素敵なカーライフ

2200cc版S2000が出て議論されていることについて思うところを少し。

ほとんどの人が気になっているのが、「旧S2000と比べて速いのか?」という点。ネット上でも、雑誌でもそういった比較がよくあるし、自分でも気にはなるのですがそれをもって2200cc版が乗りやすいとか、旧2000ccはトルクが細くて玄人向きだとかという単純な話ではないように感じます。

サーキット走行のタイムを比較して速いとか遅いとかいう風潮もあるようですが、それはある限定された場所で同じ腕をもったドライバーがたまたま出したタイムであって、車自身のある一面しか表しません。速い遅いでいえばエンジンのレブリミットが引き下げられたことと、ギア比がローギアードされたことによりシフトアップポイントが変わり、従来2速でいけたところが(ギアが足りなくなって)3にあげなければいけないところなど、いわゆる「ギアが合わないコーナー」とか出てくるシチュエーションではかえってタイムロスする可能性があります。

シフトをさぼって4000回転でぼやーっとアクセルONして立ち上がるところではトルクとローギアード化されたギアで瞬発力はあることは間違いないでしょうが、そういうのを楽しみたいなら私はZ33がより良いと思います。あの強大な3500ccのトルクでグイグイと前に推し進めてくれることでしょう。

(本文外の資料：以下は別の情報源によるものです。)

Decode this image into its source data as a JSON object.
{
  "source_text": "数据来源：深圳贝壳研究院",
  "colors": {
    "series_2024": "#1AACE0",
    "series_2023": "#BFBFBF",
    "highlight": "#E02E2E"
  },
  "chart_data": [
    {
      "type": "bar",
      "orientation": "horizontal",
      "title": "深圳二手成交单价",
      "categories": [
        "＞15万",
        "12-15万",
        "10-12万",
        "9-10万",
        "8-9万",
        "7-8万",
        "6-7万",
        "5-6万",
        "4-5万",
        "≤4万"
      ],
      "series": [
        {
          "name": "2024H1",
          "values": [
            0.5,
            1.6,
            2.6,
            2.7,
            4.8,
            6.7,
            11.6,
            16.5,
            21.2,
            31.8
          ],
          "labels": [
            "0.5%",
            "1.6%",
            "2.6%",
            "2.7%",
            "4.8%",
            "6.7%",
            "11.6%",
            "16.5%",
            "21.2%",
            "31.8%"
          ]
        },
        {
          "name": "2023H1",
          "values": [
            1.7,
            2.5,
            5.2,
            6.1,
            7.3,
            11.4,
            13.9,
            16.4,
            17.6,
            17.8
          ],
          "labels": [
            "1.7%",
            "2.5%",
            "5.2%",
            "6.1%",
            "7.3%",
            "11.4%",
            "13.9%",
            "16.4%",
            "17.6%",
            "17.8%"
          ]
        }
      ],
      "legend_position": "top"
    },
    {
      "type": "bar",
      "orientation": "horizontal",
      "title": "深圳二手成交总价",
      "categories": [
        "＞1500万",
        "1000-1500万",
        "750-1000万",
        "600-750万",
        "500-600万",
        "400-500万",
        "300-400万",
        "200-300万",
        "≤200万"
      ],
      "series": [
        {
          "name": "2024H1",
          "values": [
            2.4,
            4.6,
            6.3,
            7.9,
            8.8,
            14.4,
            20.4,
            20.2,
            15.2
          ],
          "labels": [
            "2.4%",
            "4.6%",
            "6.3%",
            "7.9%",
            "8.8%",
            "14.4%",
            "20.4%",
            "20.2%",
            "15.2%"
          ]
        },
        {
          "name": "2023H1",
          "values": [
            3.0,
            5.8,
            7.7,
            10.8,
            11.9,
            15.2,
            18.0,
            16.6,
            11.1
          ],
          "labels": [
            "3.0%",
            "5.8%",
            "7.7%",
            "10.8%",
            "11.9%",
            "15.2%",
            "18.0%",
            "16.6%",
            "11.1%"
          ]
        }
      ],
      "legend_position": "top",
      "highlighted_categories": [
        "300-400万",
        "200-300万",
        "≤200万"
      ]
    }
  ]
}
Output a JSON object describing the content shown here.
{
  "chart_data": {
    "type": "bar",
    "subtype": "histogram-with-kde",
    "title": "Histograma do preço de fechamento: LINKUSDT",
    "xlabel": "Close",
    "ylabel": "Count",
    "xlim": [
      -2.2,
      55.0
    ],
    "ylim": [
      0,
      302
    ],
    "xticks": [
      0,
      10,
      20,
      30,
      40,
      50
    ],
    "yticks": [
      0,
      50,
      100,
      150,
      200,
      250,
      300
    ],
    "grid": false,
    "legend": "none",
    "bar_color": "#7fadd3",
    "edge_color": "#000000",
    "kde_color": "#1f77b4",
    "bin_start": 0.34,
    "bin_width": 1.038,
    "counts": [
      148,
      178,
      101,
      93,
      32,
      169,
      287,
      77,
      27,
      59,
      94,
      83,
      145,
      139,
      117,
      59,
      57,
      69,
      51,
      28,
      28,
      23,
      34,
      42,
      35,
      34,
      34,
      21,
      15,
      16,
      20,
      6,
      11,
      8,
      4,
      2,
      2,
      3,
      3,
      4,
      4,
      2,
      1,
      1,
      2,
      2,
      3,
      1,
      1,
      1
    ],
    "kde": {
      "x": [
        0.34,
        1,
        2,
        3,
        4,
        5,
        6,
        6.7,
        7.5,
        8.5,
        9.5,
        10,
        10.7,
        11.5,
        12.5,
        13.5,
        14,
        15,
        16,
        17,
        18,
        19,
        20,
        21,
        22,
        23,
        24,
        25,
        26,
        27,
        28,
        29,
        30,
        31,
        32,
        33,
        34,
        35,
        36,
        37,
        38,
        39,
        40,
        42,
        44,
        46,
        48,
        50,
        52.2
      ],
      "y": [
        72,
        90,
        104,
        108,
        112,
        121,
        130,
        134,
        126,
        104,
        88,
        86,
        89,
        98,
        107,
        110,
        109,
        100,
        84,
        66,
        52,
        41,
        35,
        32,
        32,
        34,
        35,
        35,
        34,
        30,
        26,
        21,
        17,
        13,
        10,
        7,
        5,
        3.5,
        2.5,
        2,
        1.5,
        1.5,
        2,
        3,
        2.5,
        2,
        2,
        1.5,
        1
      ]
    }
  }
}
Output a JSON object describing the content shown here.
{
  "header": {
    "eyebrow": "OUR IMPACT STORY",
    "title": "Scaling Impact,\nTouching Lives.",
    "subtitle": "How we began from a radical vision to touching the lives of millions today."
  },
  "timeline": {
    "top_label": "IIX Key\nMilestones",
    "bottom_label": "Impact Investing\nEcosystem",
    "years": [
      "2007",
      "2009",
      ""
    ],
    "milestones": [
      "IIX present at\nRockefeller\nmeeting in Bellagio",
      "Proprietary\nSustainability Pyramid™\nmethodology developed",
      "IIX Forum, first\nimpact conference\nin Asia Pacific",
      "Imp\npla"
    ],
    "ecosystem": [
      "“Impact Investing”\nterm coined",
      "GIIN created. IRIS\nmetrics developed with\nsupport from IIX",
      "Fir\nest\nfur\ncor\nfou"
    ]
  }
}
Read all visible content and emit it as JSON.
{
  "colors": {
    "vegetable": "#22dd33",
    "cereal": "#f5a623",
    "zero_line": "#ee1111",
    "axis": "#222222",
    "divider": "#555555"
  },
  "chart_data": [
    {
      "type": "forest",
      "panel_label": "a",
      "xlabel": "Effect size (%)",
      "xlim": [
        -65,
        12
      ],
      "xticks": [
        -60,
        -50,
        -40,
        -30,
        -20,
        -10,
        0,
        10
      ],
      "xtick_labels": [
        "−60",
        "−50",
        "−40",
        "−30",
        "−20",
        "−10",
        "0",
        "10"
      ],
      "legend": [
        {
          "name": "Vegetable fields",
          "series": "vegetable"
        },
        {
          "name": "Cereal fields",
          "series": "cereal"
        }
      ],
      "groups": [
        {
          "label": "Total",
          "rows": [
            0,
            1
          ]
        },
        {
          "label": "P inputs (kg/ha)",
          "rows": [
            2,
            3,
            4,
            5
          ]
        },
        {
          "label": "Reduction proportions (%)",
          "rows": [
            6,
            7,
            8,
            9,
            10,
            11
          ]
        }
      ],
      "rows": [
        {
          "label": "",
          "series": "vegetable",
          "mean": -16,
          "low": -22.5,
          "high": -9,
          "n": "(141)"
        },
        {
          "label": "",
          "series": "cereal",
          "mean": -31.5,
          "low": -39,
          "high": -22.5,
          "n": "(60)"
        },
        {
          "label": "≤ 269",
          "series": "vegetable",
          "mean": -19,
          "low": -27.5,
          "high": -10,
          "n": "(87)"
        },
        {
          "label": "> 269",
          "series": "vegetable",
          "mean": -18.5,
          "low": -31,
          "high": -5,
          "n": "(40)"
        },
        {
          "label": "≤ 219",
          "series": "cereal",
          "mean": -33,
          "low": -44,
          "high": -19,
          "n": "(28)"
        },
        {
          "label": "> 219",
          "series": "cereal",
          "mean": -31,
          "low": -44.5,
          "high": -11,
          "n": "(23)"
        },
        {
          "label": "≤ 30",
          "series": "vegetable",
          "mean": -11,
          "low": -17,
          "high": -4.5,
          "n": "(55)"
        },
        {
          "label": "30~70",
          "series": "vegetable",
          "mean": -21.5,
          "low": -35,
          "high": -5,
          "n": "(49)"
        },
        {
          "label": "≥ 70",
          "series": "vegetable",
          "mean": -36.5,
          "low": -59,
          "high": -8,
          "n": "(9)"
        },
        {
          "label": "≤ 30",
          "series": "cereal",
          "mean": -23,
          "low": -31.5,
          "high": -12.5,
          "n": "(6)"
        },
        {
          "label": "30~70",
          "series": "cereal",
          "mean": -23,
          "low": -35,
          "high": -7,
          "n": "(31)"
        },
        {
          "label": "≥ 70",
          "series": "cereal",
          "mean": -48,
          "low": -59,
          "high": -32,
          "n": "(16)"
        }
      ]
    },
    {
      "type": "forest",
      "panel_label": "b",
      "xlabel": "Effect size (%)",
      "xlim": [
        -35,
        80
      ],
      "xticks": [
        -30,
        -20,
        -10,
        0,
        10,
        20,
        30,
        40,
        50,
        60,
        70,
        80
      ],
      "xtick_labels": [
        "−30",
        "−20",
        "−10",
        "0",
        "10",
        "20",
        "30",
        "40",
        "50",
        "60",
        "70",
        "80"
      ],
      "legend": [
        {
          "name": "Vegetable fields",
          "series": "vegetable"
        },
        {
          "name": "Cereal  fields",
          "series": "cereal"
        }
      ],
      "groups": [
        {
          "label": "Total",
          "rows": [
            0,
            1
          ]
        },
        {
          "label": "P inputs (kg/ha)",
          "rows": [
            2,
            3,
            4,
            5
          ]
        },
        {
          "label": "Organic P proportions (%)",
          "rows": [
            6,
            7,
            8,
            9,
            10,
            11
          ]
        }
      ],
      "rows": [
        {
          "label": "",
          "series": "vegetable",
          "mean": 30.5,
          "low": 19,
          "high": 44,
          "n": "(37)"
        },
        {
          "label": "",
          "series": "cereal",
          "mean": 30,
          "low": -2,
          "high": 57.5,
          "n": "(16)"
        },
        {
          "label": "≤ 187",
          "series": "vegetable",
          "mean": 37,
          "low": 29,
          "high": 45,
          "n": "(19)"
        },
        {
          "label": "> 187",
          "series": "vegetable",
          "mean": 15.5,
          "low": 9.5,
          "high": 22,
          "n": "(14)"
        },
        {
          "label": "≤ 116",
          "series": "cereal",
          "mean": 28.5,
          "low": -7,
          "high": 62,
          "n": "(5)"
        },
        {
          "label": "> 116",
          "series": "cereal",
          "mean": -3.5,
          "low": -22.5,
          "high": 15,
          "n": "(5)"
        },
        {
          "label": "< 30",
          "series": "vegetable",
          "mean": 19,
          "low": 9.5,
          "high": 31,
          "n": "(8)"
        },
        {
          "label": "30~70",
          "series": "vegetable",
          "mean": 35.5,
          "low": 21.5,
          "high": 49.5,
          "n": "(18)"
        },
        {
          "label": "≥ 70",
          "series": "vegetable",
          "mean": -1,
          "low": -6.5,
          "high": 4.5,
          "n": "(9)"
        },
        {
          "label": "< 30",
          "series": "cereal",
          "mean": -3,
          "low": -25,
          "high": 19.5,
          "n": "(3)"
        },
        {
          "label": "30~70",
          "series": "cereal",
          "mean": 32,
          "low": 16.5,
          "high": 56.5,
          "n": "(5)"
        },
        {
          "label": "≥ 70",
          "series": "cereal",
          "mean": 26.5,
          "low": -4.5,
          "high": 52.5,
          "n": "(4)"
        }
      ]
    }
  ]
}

競技で考えると2000ccより上と下でクラスが変わることが多く、そうなるとAP1(1998cc)とAP2(2156cc)では別クラスの車となり、比較になりません。ですのでサーキットでコンマ何秒を比較するのは実は余り的確な比較ではないのかなと感じてきています。

多くのユーザーはストリートでどう感じるか、なので「走りの質」が大事なのでは。走りの質でいうとS2000の良さというのはエンジンではなくって、そのシャーシ性能にあると最近分かってきました。とにかくハンドルに素直です。エンジンが完全に車軸の後ろにのっている、フロントミッドシップ構造になっていて、50:50の重量バランスを保っている点、これがハンドリングに寄与しているようです。50:50の重量バランスをとるのは他の車でもできているようですが、エンジンが完全に車軸より後ろというのはなかなか見れません。そのためシビックよりも重いのに、フロント荷重はシビックよりも軽く、ステアリングに敏感に反応してくれます。

リアはというとLSDやらサスペンションを換えたのでノーマルとは違うんですけど、トラクションがかかって前に進んでくれるところがいいですね。逆にドリフトには向きませんが。

車のもっともいいところだと思っているのは、ドライバーが運転をする点です。つまりどんなに良い車でもドライバーがへぼだとへぼいし、遅い車であっても良いドライバーが運転すると、スムースに走ったりします。ドライバーの良し悪しが車の最終的な性能を決定するところが憎いです。

またドライビングの楽しみはスポーツカーだけのものではありません。どんな車でも運転できることはそれ自体が楽しいことで、その楽しみが伝わる車はより良いでしょう。車の運転が楽しく、ワクワクすること、これが素敵なカーライフの秘訣だと思います。

その領域においてフィーリングは重要で、サスペンションをかえた、アーシングした、エアロをつけたなどなどで変化を感じることはどんな車であっても楽しめると思います。

皆さんが素敵なカーライフを今年も送れますように。